Issue #1(27) 2021 Environment

Predicting dengue fever outbreaks from space

Gina Tsarouchi HR Wallingford, Oxfordshire, UK

Dengue fever is the fastest spreading mosquito-borne viral disease in the world today. Now, a pioneering satellite-based project, the Dengue MOdel forecasting Satellite-based System (D-MOSS), is bringing hope to dengue-affected nations. D-MOSS has proved successful in Vietnam and is now being made available to Sri Lanka and Malaysia. Using Earth observation data together with seasonal climate forecasts, D-MOSS is able to predict the likelihood of future dengue epidemics up to six months in advance.

The unprecedented surge in dengue epidemics across the globe in recent years prompted the World Health Organization (WHO), at the start of 2019, to include the virus in its list of the world’s top 10 public health threats (see Figure 1). Cases in Vietnam have increased by over 100 percent since the year 2000, mainly due to the failure to maintain adequate control of the Aedes aegypti species of mosquito that spreads dengue fever. Since mosquito survival and biting behaviour is affected by environmental conditions, Earth observations (EO) and forecasts of climatic variables can be used to predict changes in dengue risk but, until the D-MOSS project, Vietnam had no system in place to forecast the probability of dengue outbreaks in advance.

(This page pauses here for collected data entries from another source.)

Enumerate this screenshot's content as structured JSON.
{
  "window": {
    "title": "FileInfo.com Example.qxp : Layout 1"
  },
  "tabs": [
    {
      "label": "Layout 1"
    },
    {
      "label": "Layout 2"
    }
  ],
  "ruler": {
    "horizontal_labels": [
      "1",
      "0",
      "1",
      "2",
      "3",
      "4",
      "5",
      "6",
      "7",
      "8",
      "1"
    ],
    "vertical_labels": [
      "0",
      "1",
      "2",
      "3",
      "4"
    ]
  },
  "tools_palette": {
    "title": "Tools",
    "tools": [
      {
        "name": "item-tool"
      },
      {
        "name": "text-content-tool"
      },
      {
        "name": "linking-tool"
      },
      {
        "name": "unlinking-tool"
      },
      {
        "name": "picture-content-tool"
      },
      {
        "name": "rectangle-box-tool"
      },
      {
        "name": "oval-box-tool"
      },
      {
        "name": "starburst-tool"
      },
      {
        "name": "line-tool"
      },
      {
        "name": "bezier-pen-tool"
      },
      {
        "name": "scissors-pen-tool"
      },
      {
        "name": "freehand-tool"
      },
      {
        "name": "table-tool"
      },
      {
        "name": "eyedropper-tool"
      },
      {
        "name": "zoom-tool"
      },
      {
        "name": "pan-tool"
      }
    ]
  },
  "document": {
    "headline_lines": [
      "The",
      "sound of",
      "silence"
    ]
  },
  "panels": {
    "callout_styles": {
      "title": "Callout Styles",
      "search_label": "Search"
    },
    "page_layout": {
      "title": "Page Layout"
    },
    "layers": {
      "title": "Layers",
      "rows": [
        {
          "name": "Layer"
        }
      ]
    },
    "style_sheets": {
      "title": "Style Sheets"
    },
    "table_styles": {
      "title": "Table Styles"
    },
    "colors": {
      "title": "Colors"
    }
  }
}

D-MOSS is funded by the UK Space Agency’s (UKSA) International Partnership Programme and the first system implementation took place in Vietnam in June 2019. The forecasts of dengue outbreaks provided by D-MOSS have greatly assisted the Vietnamese government to put cost-effective early actions in place at community, district and national level, depending on the forecast lead time.